At the top of the review, I spoke of dreams and what our characters are dreaming of. This is still another parallel between Emma and Gideon; a dream of normalcy. Gideon didn't hang on to the book Belle sent with him because it's such a compelling story or just because of Belle's nice note inside, but because that book was his only tether to the idea that life could get better, that it could be normal if only he could find his family. That book is Emma's blanket, and her bug, and her swan necklace. It's Gideon's totem that keeps him hoping that he won't be alone for his next birthday. The desire for normalcy and for an end to these stories of villains and heroes is all over the episode and season. Henry is going into trances because his storybook knows that it's the final chapter; Snow lamented at the very beginning of this season that her and Charming's life is one of lather, rinse, repeat and it spurred her to go back to teaching (incrementally, I have to assume, given how little we see her do it and how she's currently spending huge swaths of time asleep). I don't want to read authorial ennui or burnout into the show but never before has it truly felt like the writers were gearing up for "the end." This isn't to say that the writers are sick of their show but that even they know it's time to draw this particular story to a close. Happily ever after has to come eventually, right? Even the Black Fairy, with what little we've seen of her, wants a more normal life, free from her constraints. Yes, she's a villain and that comes with a mad grab for power--and apparently child labor--but if they don't turn her story on its head and reveal that she was made evil but something traumatic, I'll eat Emma's red leather jacket. My point is that the show is trying to tell us something and it's not the usual twaddle about hope and family; I think it's trying to tell us that this story--the one about this weird interconnected family of fairy tale characters--is coming to an end. That doesn't mean that another story can't start--the Sorcerer's House is full of books after all--but that this one in particular is ending and whatever normal means for those characters who have made up this bizarre little tale is coming, sooner than we think.

Miscellaneous Notes on Mother's Little Helper

--Along with all the parallels between Emma and Gideon, the writers are going back to some season one iconic moments like revealing that the Black Fairy created the Dark Curse and that she gave Snow White the magic powder that turns people into bugs.

--I really have no idea why the Black Fairy created the Dark Curse, however. Also are we to believe that the reason she did not cast it was because she does not love anything at all?

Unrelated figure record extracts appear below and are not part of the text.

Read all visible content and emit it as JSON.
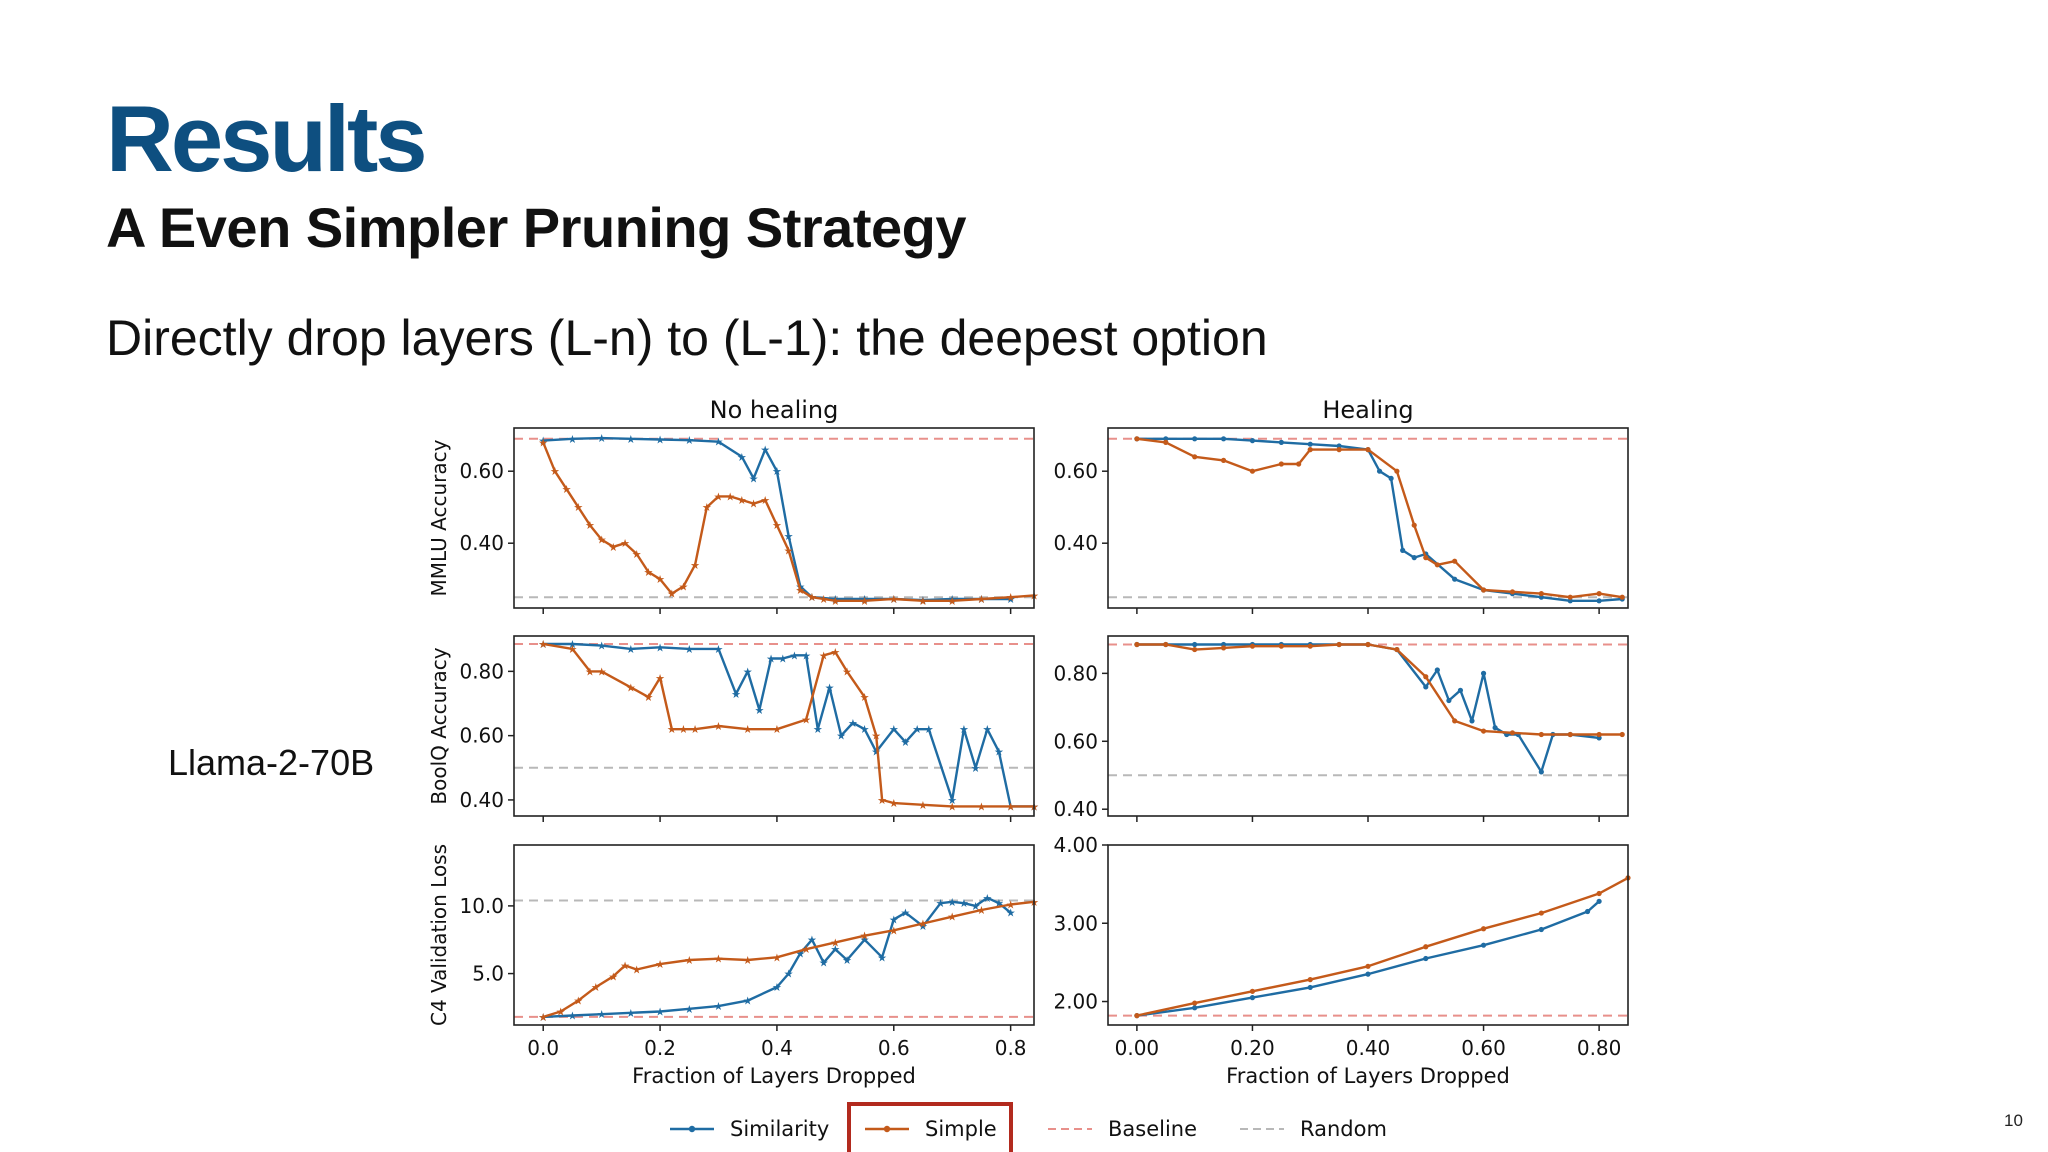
{
  "slide": {
    "title": "Results",
    "subtitle": "A Even Simpler Pruning Strategy",
    "bullet": "Directly drop layers (L-n) to (L-1): the deepest option",
    "model_label": "Llama-2-70B",
    "page_number": "10"
  },
  "colors": {
    "title": "#0e4f80",
    "similarity": "#1f6ca3",
    "simple": "#c45a1a",
    "baseline": "#e8908b",
    "random": "#b8b8b8",
    "highlight_box": "#b22a1e"
  },
  "chart_data": {
    "type": "line",
    "column_titles": [
      "No healing",
      "Healing"
    ],
    "row_ylabels": [
      "MMLU Accuracy",
      "BoolQ Accuracy",
      "C4 Validation Loss"
    ],
    "xlabel": "Fraction of Layers Dropped",
    "legend": [
      {
        "label": "Similarity",
        "style": "solid-marker",
        "color": "#1f6ca3"
      },
      {
        "label": "Simple",
        "style": "solid-marker",
        "color": "#c45a1a",
        "highlighted": true
      },
      {
        "label": "Baseline",
        "style": "dashed",
        "color": "#e8908b"
      },
      {
        "label": "Random",
        "style": "dashed",
        "color": "#b8b8b8"
      }
    ],
    "panels": [
      {
        "id": "mmlu-no-healing",
        "row": 0,
        "col": 0,
        "marker": "star",
        "xlim": [
          -0.05,
          0.84
        ],
        "ylim": [
          0.22,
          0.72
        ],
        "xticks": [
          0.0,
          0.2,
          0.4,
          0.6,
          0.8
        ],
        "xtick_labels": [
          "0.0",
          "0.2",
          "0.4",
          "0.6",
          "0.8"
        ],
        "yticks": [
          0.4,
          0.6
        ],
        "ytick_labels": [
          "0.40",
          "0.60"
        ],
        "baseline": 0.69,
        "random": 0.25,
        "series": [
          {
            "name": "Similarity",
            "x": [
              0.0,
              0.05,
              0.1,
              0.15,
              0.2,
              0.25,
              0.3,
              0.34,
              0.36,
              0.38,
              0.4,
              0.42,
              0.44,
              0.46,
              0.5,
              0.55,
              0.6,
              0.65,
              0.7,
              0.75,
              0.8
            ],
            "y": [
              0.685,
              0.69,
              0.692,
              0.69,
              0.688,
              0.686,
              0.682,
              0.64,
              0.58,
              0.66,
              0.6,
              0.42,
              0.28,
              0.25,
              0.245,
              0.245,
              0.245,
              0.242,
              0.245,
              0.245,
              0.245
            ]
          },
          {
            "name": "Simple",
            "x": [
              0.0,
              0.02,
              0.04,
              0.06,
              0.08,
              0.1,
              0.12,
              0.14,
              0.16,
              0.18,
              0.2,
              0.22,
              0.24,
              0.26,
              0.28,
              0.3,
              0.32,
              0.34,
              0.36,
              0.38,
              0.4,
              0.42,
              0.44,
              0.46,
              0.48,
              0.5,
              0.55,
              0.6,
              0.65,
              0.7,
              0.75,
              0.8,
              0.84
            ],
            "y": [
              0.68,
              0.6,
              0.55,
              0.5,
              0.45,
              0.41,
              0.39,
              0.4,
              0.37,
              0.32,
              0.3,
              0.26,
              0.28,
              0.34,
              0.5,
              0.53,
              0.53,
              0.52,
              0.51,
              0.52,
              0.45,
              0.38,
              0.27,
              0.25,
              0.245,
              0.24,
              0.24,
              0.245,
              0.24,
              0.24,
              0.245,
              0.25,
              0.255
            ]
          }
        ]
      },
      {
        "id": "mmlu-healing",
        "row": 0,
        "col": 1,
        "marker": "dot",
        "xlim": [
          -0.05,
          0.85
        ],
        "ylim": [
          0.22,
          0.72
        ],
        "xticks": [
          0.0,
          0.2,
          0.4,
          0.6,
          0.8
        ],
        "xtick_labels": [
          "0.00",
          "0.20",
          "0.40",
          "0.60",
          "0.80"
        ],
        "yticks": [
          0.4,
          0.6
        ],
        "ytick_labels": [
          "0.40",
          "0.60"
        ],
        "baseline": 0.69,
        "random": 0.25,
        "series": [
          {
            "name": "Similarity",
            "x": [
              0.0,
              0.05,
              0.1,
              0.15,
              0.2,
              0.25,
              0.3,
              0.35,
              0.4,
              0.42,
              0.44,
              0.46,
              0.48,
              0.5,
              0.55,
              0.6,
              0.65,
              0.7,
              0.75,
              0.8,
              0.84
            ],
            "y": [
              0.69,
              0.69,
              0.69,
              0.69,
              0.685,
              0.68,
              0.675,
              0.67,
              0.66,
              0.6,
              0.58,
              0.38,
              0.36,
              0.37,
              0.3,
              0.27,
              0.26,
              0.25,
              0.24,
              0.24,
              0.245
            ]
          },
          {
            "name": "Simple",
            "x": [
              0.0,
              0.05,
              0.1,
              0.15,
              0.2,
              0.25,
              0.28,
              0.3,
              0.35,
              0.4,
              0.45,
              0.48,
              0.5,
              0.52,
              0.55,
              0.6,
              0.65,
              0.7,
              0.75,
              0.8,
              0.84
            ],
            "y": [
              0.69,
              0.68,
              0.64,
              0.63,
              0.6,
              0.62,
              0.62,
              0.66,
              0.66,
              0.66,
              0.6,
              0.45,
              0.36,
              0.34,
              0.35,
              0.27,
              0.265,
              0.26,
              0.25,
              0.26,
              0.25
            ]
          }
        ]
      },
      {
        "id": "boolq-no-healing",
        "row": 1,
        "col": 0,
        "marker": "star",
        "xlim": [
          -0.05,
          0.84
        ],
        "ylim": [
          0.35,
          0.91
        ],
        "xticks": [
          0.0,
          0.2,
          0.4,
          0.6,
          0.8
        ],
        "xtick_labels": [
          "0.0",
          "0.2",
          "0.4",
          "0.6",
          "0.8"
        ],
        "yticks": [
          0.4,
          0.6,
          0.8
        ],
        "ytick_labels": [
          "0.40",
          "0.60",
          "0.80"
        ],
        "baseline": 0.885,
        "random": 0.5,
        "series": [
          {
            "name": "Similarity",
            "x": [
              0.0,
              0.05,
              0.1,
              0.15,
              0.2,
              0.25,
              0.3,
              0.33,
              0.35,
              0.37,
              0.39,
              0.41,
              0.43,
              0.45,
              0.47,
              0.49,
              0.51,
              0.53,
              0.55,
              0.57,
              0.6,
              0.62,
              0.64,
              0.66,
              0.7,
              0.72,
              0.74,
              0.76,
              0.78,
              0.8,
              0.84
            ],
            "y": [
              0.885,
              0.885,
              0.88,
              0.87,
              0.875,
              0.87,
              0.87,
              0.73,
              0.8,
              0.68,
              0.84,
              0.84,
              0.85,
              0.85,
              0.62,
              0.75,
              0.6,
              0.64,
              0.62,
              0.55,
              0.62,
              0.58,
              0.62,
              0.62,
              0.4,
              0.62,
              0.5,
              0.62,
              0.55,
              0.38,
              0.38
            ]
          },
          {
            "name": "Simple",
            "x": [
              0.0,
              0.05,
              0.08,
              0.1,
              0.15,
              0.18,
              0.2,
              0.22,
              0.24,
              0.26,
              0.3,
              0.35,
              0.4,
              0.45,
              0.48,
              0.5,
              0.52,
              0.55,
              0.57,
              0.58,
              0.6,
              0.65,
              0.7,
              0.75,
              0.8,
              0.84
            ],
            "y": [
              0.885,
              0.87,
              0.8,
              0.8,
              0.75,
              0.72,
              0.78,
              0.62,
              0.62,
              0.62,
              0.63,
              0.62,
              0.62,
              0.65,
              0.85,
              0.86,
              0.8,
              0.72,
              0.6,
              0.4,
              0.39,
              0.385,
              0.38,
              0.38,
              0.38,
              0.38
            ]
          }
        ]
      },
      {
        "id": "boolq-healing",
        "row": 1,
        "col": 1,
        "marker": "dot",
        "xlim": [
          -0.05,
          0.85
        ],
        "ylim": [
          0.38,
          0.91
        ],
        "xticks": [
          0.0,
          0.2,
          0.4,
          0.6,
          0.8
        ],
        "xtick_labels": [
          "0.00",
          "0.20",
          "0.40",
          "0.60",
          "0.80"
        ],
        "yticks": [
          0.4,
          0.6,
          0.8
        ],
        "ytick_labels": [
          "0.40",
          "0.60",
          "0.80"
        ],
        "baseline": 0.885,
        "random": 0.5,
        "series": [
          {
            "name": "Similarity",
            "x": [
              0.0,
              0.05,
              0.1,
              0.15,
              0.2,
              0.25,
              0.3,
              0.35,
              0.4,
              0.45,
              0.5,
              0.52,
              0.54,
              0.56,
              0.58,
              0.6,
              0.62,
              0.64,
              0.66,
              0.7,
              0.72,
              0.75,
              0.8
            ],
            "y": [
              0.885,
              0.885,
              0.885,
              0.885,
              0.885,
              0.885,
              0.885,
              0.885,
              0.885,
              0.87,
              0.76,
              0.81,
              0.72,
              0.75,
              0.66,
              0.8,
              0.64,
              0.62,
              0.62,
              0.51,
              0.62,
              0.62,
              0.61
            ]
          },
          {
            "name": "Simple",
            "x": [
              0.0,
              0.05,
              0.1,
              0.15,
              0.2,
              0.25,
              0.3,
              0.35,
              0.4,
              0.45,
              0.5,
              0.55,
              0.6,
              0.65,
              0.7,
              0.75,
              0.8,
              0.84
            ],
            "y": [
              0.885,
              0.885,
              0.87,
              0.875,
              0.88,
              0.88,
              0.88,
              0.885,
              0.885,
              0.87,
              0.79,
              0.66,
              0.63,
              0.625,
              0.62,
              0.62,
              0.62,
              0.62
            ]
          }
        ]
      },
      {
        "id": "c4-no-healing",
        "row": 2,
        "col": 0,
        "marker": "star",
        "xlim": [
          -0.05,
          0.84
        ],
        "ylim": [
          1.2,
          14.5
        ],
        "xticks": [
          0.0,
          0.2,
          0.4,
          0.6,
          0.8
        ],
        "xtick_labels": [
          "0.0",
          "0.2",
          "0.4",
          "0.6",
          "0.8"
        ],
        "yticks": [
          5.0,
          10.0
        ],
        "ytick_labels": [
          "5.0",
          "10.0"
        ],
        "baseline": 1.8,
        "random": 10.4,
        "series": [
          {
            "name": "Similarity",
            "x": [
              0.0,
              0.05,
              0.1,
              0.15,
              0.2,
              0.25,
              0.3,
              0.35,
              0.4,
              0.42,
              0.44,
              0.46,
              0.48,
              0.5,
              0.52,
              0.55,
              0.58,
              0.6,
              0.62,
              0.65,
              0.68,
              0.7,
              0.72,
              0.74,
              0.76,
              0.78,
              0.8
            ],
            "y": [
              1.8,
              1.9,
              2.0,
              2.1,
              2.2,
              2.4,
              2.6,
              3.0,
              4.0,
              5.0,
              6.5,
              7.5,
              5.8,
              6.8,
              6.0,
              7.5,
              6.2,
              9.0,
              9.5,
              8.5,
              10.2,
              10.3,
              10.2,
              10.0,
              10.6,
              10.2,
              9.5
            ]
          },
          {
            "name": "Simple",
            "x": [
              0.0,
              0.03,
              0.06,
              0.09,
              0.12,
              0.14,
              0.16,
              0.2,
              0.25,
              0.3,
              0.35,
              0.4,
              0.45,
              0.5,
              0.55,
              0.6,
              0.65,
              0.7,
              0.75,
              0.8,
              0.84
            ],
            "y": [
              1.8,
              2.2,
              3.0,
              4.0,
              4.8,
              5.6,
              5.3,
              5.7,
              6.0,
              6.1,
              6.0,
              6.2,
              6.8,
              7.3,
              7.8,
              8.2,
              8.7,
              9.2,
              9.7,
              10.1,
              10.3
            ]
          }
        ]
      },
      {
        "id": "c4-healing",
        "row": 2,
        "col": 1,
        "marker": "dot",
        "xlim": [
          -0.05,
          0.85
        ],
        "ylim": [
          1.7,
          4.0
        ],
        "xticks": [
          0.0,
          0.2,
          0.4,
          0.6,
          0.8
        ],
        "xtick_labels": [
          "0.00",
          "0.20",
          "0.40",
          "0.60",
          "0.80"
        ],
        "yticks": [
          2.0,
          3.0,
          4.0
        ],
        "ytick_labels": [
          "2.00",
          "3.00",
          "4.00"
        ],
        "baseline": 1.82,
        "random": null,
        "series": [
          {
            "name": "Similarity",
            "x": [
              0.0,
              0.1,
              0.2,
              0.3,
              0.4,
              0.5,
              0.6,
              0.7,
              0.78,
              0.8
            ],
            "y": [
              1.82,
              1.92,
              2.05,
              2.18,
              2.35,
              2.55,
              2.72,
              2.92,
              3.15,
              3.28
            ]
          },
          {
            "name": "Simple",
            "x": [
              0.0,
              0.1,
              0.2,
              0.3,
              0.4,
              0.5,
              0.6,
              0.7,
              0.8,
              0.85
            ],
            "y": [
              1.82,
              1.98,
              2.13,
              2.28,
              2.45,
              2.7,
              2.93,
              3.13,
              3.38,
              3.58
            ]
          }
        ]
      }
    ]
  }
}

--The Black Fairy called Gideon “Dearie.” Nice little inside joke

–“Freedom. Sports car. Big Apple. And Hamilton tickets.” I mean, I would honestly demand the same.

--The Black Fairy has Gideon’s heart. Thank god; a logical, no-nonsense canon compliant answer to why Gideon’s plans and understanding of Saviorhood makes zero sense.

--According to Emma, portals take extreme magic and do not just pop out of thin air. I call massive lies, writers.

--Snow White's hypocrisy is unnerving. In front of Belle, a person who has never wronged her, Snow declares that she'll help Emma kill Gideon because it's mother-daughter bonding. Didn't Snow learn anything from the incident with Mal and the dragon-egg-baby?

--Emma Swan, you have magic. When a giant spider is chasing you, do not run around the house. Poof out!